Best believe it’s scary too. That means I’m opening myself up to vulnerability. But I need to open for my loved one’s, for me. I can’t get thru to God being hard hearted. And this books speaks about praying to change yourself first before you even attempt to pray for God to change your man. Upon reading I quickly realized this woman knows what she’s talking about. Like she could see right thru me. I am the old her. I’m confessing deliverance now. Speaking things that are not as though they were. But literally feel a tug, pull on my heart as I read the words off the page. Everything rang so true. I do want my husband to change things that God might not see as a problem, but I do. Therefore my focus is off. That’s where the nagging comes in it. And us women talking won’t solve everything. I already knew this, but sometimes we just have to shut up and pray. This is something I have been saying for a while now. And a section of her book is titled “shut up and pray”.
Oh my God this book is amazing so far. I have only gotten up to some of the second chapter. But just the beginning did a lot for me. I can lie to myself and say, “I’m okay, I’m not that bad.” But to see someone claim they are struggling or have struggled the exact same way I have, lets me know that there is more work to be done in me that I’m sweeping under the rug and I’m not okay. And it’s okay to be not okay as long as I try (God’s help) to be okay. I still feel this change in me & the enemy hates it. Even though it has been a few days since I have picked up this book, well really I downloaded it to my phone, but you get the drift, I still feel awareness of my issues and changing taking place. And this change will benefit my entire outlook on life. Building my joy!

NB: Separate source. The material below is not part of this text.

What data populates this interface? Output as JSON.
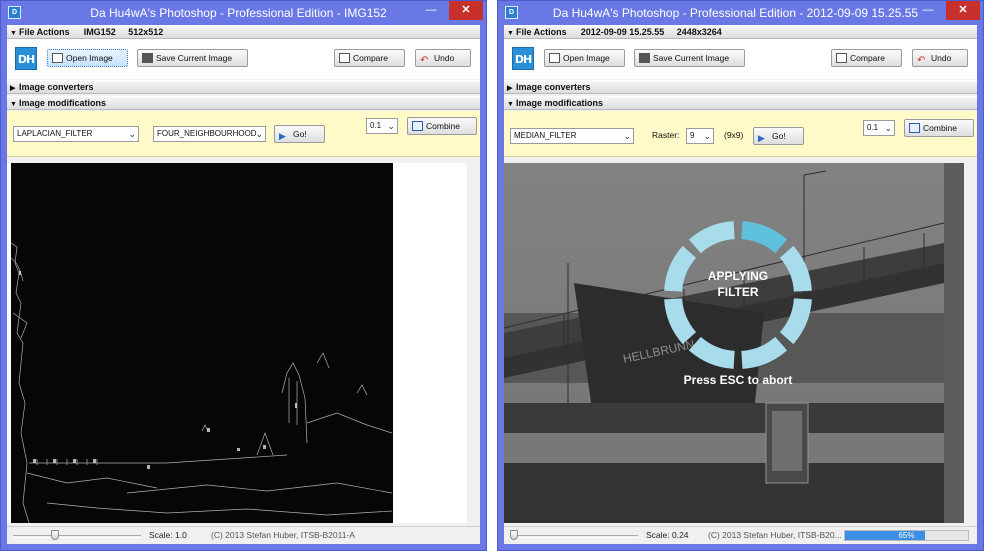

A part of my wall has been torn down, there’s more to go though. The part that would not allow me to cry out for my troubled son (she to anger), is cracked and I am still working to knock it all down. While trying to be strong for so long and putting on a good face, I’ve felt that breaking down was weakness. But the word says for when I am weak, I’m strong. Sometimes I have to have those moments of just feeling vulnerable so that God can renew me with His power, not my own. In order for God to here our prayers, they have to come from a clean heart. The heart can not be clean if it is harboring a dark thing. Anger for one. When we go to God about someone who has wronged us, we tend to be angry. We need to confess to him we have thesefeelings and that we don’t want to feel like that anymore. But truthfully we want to stay angry and don’t want to admit it. Because with that anger comes along that wall to keep that person out from hurting us again. But even with that wall up they can still hurt us, again. So we need God’s power to give us compassion and forgiveness because being angry takes a lot of energy.

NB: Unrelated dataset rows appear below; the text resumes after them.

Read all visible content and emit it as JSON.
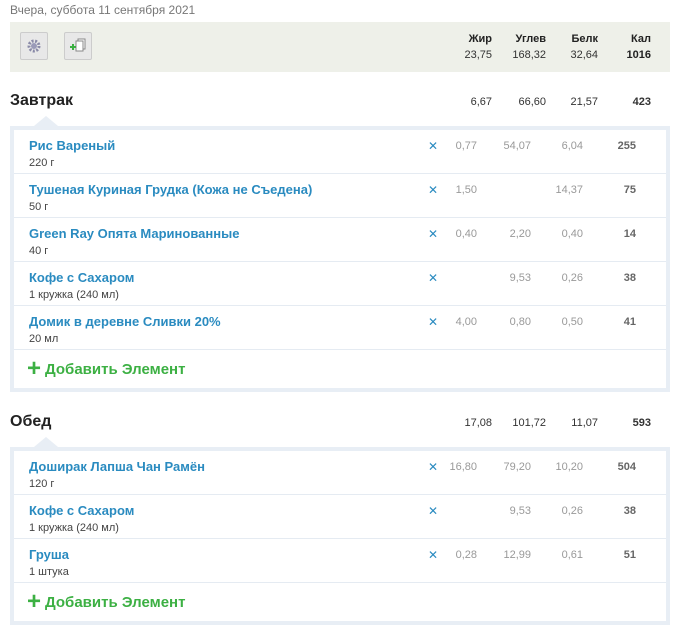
{
  "date": "Вчера, суббота 11 сентября 2021",
  "headers": {
    "fat": "Жир",
    "carb": "Углев",
    "prot": "Белк",
    "kcal": "Кал"
  },
  "totals": {
    "fat": "23,75",
    "carb": "168,32",
    "prot": "32,64",
    "kcal": "1016"
  },
  "add_label": "Добавить Элемент",
  "meals": [
    {
      "title": "Завтрак",
      "fat": "6,67",
      "carb": "66,60",
      "prot": "21,57",
      "kcal": "423",
      "items": [
        {
          "name": "Рис Вареный",
          "qty": "220 г",
          "fat": "0,77",
          "carb": "54,07",
          "prot": "6,04",
          "kcal": "255"
        },
        {
          "name": "Тушеная Куриная Грудка (Кожа не Съедена)",
          "qty": "50 г",
          "fat": "1,50",
          "carb": "",
          "prot": "14,37",
          "kcal": "75"
        },
        {
          "name": "Green Ray Опята Маринованные",
          "qty": "40 г",
          "fat": "0,40",
          "carb": "2,20",
          "prot": "0,40",
          "kcal": "14"
        },
        {
          "name": "Кофе с Сахаром",
          "qty": "1 кружка (240 мл)",
          "fat": "",
          "carb": "9,53",
          "prot": "0,26",
          "kcal": "38"
        },
        {
          "name": "Домик в деревне Сливки 20%",
          "qty": "20 мл",
          "fat": "4,00",
          "carb": "0,80",
          "prot": "0,50",
          "kcal": "41"
        }
      ]
    },
    {
      "title": "Обед",
      "fat": "17,08",
      "carb": "101,72",
      "prot": "11,07",
      "kcal": "593",
      "items": [
        {
          "name": "Доширак Лапша Чан Рамён",
          "qty": "120 г",
          "fat": "16,80",
          "carb": "79,20",
          "prot": "10,20",
          "kcal": "504"
        },
        {
          "name": "Кофе с Сахаром",
          "qty": "1 кружка (240 мл)",
          "fat": "",
          "carb": "9,53",
          "prot": "0,26",
          "kcal": "38"
        },
        {
          "name": "Груша",
          "qty": "1 штука",
          "fat": "0,28",
          "carb": "12,99",
          "prot": "0,61",
          "kcal": "51"
        }
      ]
    }
  ]
}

Being hurt takes a lot of energy too, we just mope (self pity) in it and feel sorry for ourselves at times. Stop it. We have to ask God to help us with us and then pray for the others. And that is hard to do. So that’s why I have more to go cuz the ole girl hasn’t completely changed over night. Some find it easy to forgive & not hold grudges. Not I. I never saw myself as a grudge holder but I am. Oh wow, I embarassed to admit I’m part of the Grudge Crew but its true. Help me Lord.